Wikipedia concepts are used in (Gabrilovich & Markovitch 2007) to provide meaning for natural language texts because of the large amounts of concepts available. Also, Zheng, Li, Huang & Zhu (2010) exploit Wikipedia as a knowledge base for linking entities found in unstructured text to Wikipedia articles in order to provide some descriptive information for the entities. Similarly, in this thesis, Wikipedia is exploited to build background knowledge that can be used for representing unstructured text from learning materials to enable the recommendation of relevant documents. The lexicon is generated from all the available Wikipedia sources for the Machine Learning and
3.2. Background Knowledge 43
Data Mining domain. There are 2 available sources for this domain, so we use both sources. First, the phrases in the contents and overview sections of the chosen domain are extracted to form a topic list. Second, a list containing the titles of articles related to the domain is added to the topic list to assemble the lexicon. Overall, the domain lexicon consists of a set of 664 Wiki-phrases.

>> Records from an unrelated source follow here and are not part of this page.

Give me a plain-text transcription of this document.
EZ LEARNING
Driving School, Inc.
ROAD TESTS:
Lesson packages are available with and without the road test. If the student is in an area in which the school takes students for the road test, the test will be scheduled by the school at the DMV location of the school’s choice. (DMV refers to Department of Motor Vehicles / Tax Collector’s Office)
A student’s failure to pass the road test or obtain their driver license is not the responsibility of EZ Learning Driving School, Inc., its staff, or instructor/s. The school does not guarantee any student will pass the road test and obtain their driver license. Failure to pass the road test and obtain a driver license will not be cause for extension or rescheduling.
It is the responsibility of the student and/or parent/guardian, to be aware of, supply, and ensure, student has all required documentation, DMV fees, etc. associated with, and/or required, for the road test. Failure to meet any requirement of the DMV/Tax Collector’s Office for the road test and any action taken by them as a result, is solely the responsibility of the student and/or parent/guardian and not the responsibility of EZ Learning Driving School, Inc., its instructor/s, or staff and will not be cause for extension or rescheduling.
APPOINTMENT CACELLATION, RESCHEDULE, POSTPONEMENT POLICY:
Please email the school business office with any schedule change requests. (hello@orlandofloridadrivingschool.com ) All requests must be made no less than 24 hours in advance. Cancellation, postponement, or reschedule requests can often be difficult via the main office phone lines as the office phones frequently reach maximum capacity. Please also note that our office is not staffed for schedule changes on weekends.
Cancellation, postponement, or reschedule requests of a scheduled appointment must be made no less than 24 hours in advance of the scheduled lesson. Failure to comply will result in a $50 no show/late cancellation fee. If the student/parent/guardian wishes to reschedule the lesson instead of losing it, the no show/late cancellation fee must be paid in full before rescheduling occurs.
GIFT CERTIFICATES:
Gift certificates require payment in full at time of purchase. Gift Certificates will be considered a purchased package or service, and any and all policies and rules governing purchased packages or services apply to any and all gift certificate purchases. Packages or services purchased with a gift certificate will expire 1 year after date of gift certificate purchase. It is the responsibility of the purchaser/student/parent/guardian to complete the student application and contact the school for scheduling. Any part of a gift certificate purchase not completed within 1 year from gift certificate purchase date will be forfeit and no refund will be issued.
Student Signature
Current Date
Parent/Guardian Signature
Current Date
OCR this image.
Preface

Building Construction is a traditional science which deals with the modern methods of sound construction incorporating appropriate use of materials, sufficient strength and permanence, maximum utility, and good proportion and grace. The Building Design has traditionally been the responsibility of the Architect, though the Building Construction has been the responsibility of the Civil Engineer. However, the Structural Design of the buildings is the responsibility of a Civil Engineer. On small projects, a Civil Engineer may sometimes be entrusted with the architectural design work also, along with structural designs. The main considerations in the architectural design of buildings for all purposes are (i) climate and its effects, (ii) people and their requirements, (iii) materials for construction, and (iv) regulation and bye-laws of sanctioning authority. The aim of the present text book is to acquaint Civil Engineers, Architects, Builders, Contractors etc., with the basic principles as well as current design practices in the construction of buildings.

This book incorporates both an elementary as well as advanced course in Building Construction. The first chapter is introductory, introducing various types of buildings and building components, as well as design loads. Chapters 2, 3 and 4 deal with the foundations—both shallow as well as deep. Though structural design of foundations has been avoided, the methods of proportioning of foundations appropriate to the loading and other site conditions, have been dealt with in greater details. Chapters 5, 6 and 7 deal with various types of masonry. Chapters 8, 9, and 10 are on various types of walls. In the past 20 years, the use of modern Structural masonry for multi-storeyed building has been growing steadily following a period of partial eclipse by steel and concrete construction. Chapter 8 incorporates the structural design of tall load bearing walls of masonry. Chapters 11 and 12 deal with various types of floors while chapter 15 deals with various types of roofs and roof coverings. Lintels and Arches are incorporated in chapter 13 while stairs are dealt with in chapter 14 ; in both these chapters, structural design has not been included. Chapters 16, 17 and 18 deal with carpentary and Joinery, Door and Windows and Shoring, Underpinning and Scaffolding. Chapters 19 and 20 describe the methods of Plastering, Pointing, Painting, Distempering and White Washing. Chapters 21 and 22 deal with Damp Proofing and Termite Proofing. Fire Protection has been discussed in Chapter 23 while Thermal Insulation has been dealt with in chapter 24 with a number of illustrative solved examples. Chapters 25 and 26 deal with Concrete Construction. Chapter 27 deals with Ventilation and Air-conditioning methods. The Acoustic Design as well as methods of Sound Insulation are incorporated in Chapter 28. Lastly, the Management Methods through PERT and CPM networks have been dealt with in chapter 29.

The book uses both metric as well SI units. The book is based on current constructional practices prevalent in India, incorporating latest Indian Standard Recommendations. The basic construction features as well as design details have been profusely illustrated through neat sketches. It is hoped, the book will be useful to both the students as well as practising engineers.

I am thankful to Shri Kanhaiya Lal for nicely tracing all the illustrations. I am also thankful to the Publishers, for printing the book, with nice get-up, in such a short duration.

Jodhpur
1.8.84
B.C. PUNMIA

Using Wikipedia as a knowledge source can present the challenge of the provenance of some of the contributors. However, we note that in this research, the TOCs of e-Books are used as the starting point for identifying concepts for creating our background knowledge. Wikipedia provides a description of the concepts already identified from the e-Books, because the e-Books have known authors. The articles on Wikipedia are open to review as other contributors can edit content that is not consistent. Further, any disputed article entries can be settled through a discussion page associated with each entry. The study by Giles (2005) suggests that the editing feature helps to improve the quality of articles in the Encyclopedia. These findings give us confidence to use the sources chosen for creating our background knowledge.